41X building, Flinders Lane
The first tower I noticed that made me wonder what was going on in the CBD. Completed in 2014, its façade is made up of fissures and cutaways highlighted by slime green in a display of affected discord that only a Melbourne architect could love. It makes you wonder, what is the trend for brutalism if not a direct reprisal against the long-sustained reign of the hypermanic façade, its grids and planes like an obliterating hit of austerity for the over-personalised contemporary condition.

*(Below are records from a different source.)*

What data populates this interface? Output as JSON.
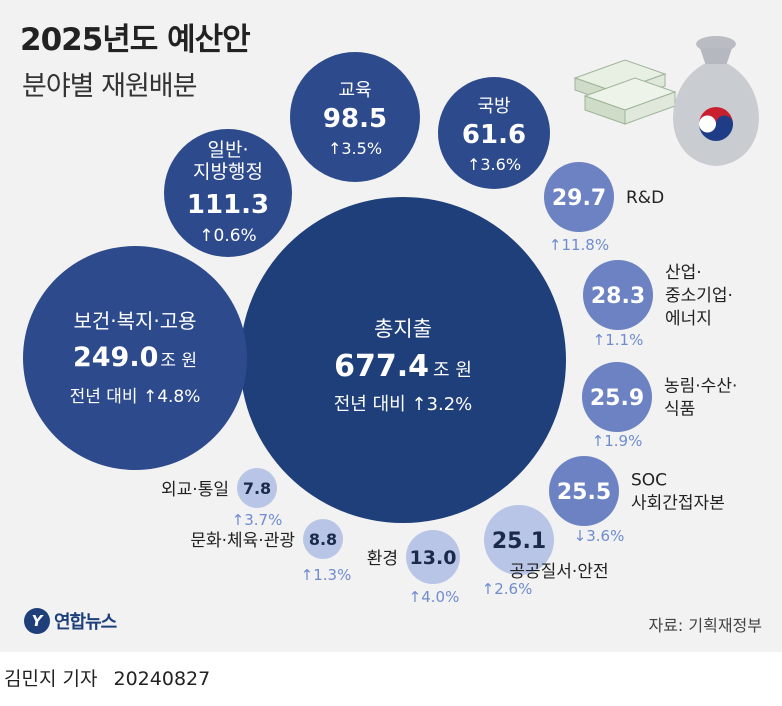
{
  "title": "2025년도 예산안",
  "subtitle": "분야별 재원배분",
  "source": "자료: 기획재정부",
  "logo_text": "연합뉴스",
  "footer": {
    "author": "김민지 기자",
    "date": "20240827"
  },
  "colors": {
    "dark": "#1e3f7a",
    "mid": "#2d4a8c",
    "light": "#6c82c2",
    "pale": "#b8c5e6",
    "change": "#6f8ccf",
    "background": "#f2f2f2"
  },
  "chart_data": {
    "type": "bubble",
    "unit": "조 원",
    "total": {
      "label": "총지출",
      "value": "677.4",
      "unit": "조 원",
      "change": "전년 대비 ↑3.2%"
    },
    "items": [
      {
        "label": "보건·복지·고용",
        "value": "249.0",
        "unit": "조 원",
        "change": "전년 대비 ↑4.8%"
      },
      {
        "label": "일반·지방행정",
        "value": "111.3",
        "change": "↑0.6%"
      },
      {
        "label": "교육",
        "value": "98.5",
        "change": "↑3.5%"
      },
      {
        "label": "국방",
        "value": "61.6",
        "change": "↑3.6%"
      },
      {
        "label": "R&D",
        "value": "29.7",
        "change": "↑11.8%"
      },
      {
        "label": "산업·중소기업·에너지",
        "value": "28.3",
        "change": "↑1.1%"
      },
      {
        "label": "농림·수산·식품",
        "value": "25.9",
        "change": "↑1.9%"
      },
      {
        "label": "SOC 사회간접자본",
        "value": "25.5",
        "change": "↓3.6%"
      },
      {
        "label": "공공질서·안전",
        "value": "25.1",
        "change": "↑2.6%"
      },
      {
        "label": "환경",
        "value": "13.0",
        "change": "↑4.0%"
      },
      {
        "label": "문화·체육·관광",
        "value": "8.8",
        "change": "↑1.3%"
      },
      {
        "label": "외교·통일",
        "value": "7.8",
        "change": "↑3.7%"
      }
    ]
  }
}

Melbourne Recital Centre and Southbank Theatre
Modernist architects held that if you give people uplifting spaces they become more productive, and on the more sinister side, easier to control. Post-modernist architects, out of sheer perversity, did not wish to comply. They rightly understand that the success or failure of human beings depends on a complex interrelation of forces outside their control, not on impeccable design. This disaffection from modernist ideals, too radically applied, often resulted in architecture that was intentionally ugly and even mean. Robert Venturi, the first postmodern theorist, famously embodied the reactive spirit of the movement when he wrote, “less is a bore”. But if you look at the buildings that he and many of his followers designed, they often have tiny windows, an intentional contrast to modernism’s worship of light, which suggests that while Venturi might have been a great polemicist and clued in to the fascistic tendency of modernism, he perhaps did not have much sympathy for the people who would inhabit his buildings. In Melbourne, the deconstructivist heroes of Storey Hall fame are old now and hold some of the top offices in the architectural food chain, but while their designs still hold true to the principles of deconstruction, they are no longer torturously intellectual. Deconstructivist architecture has been fully absorbed by the establishment and is now worn as a pocket square in the evening blazers of the strawberry-nosed Boroondara daddies, sitting in the members’ rows of the Melbourne Recital Centre and the Melbourne Theatre Company Southbank Theatre while the hair grows ever faster out of their ear holes. They have embraced comfort and beauty and the twin buildings are both fun to look at and lovely to be inside.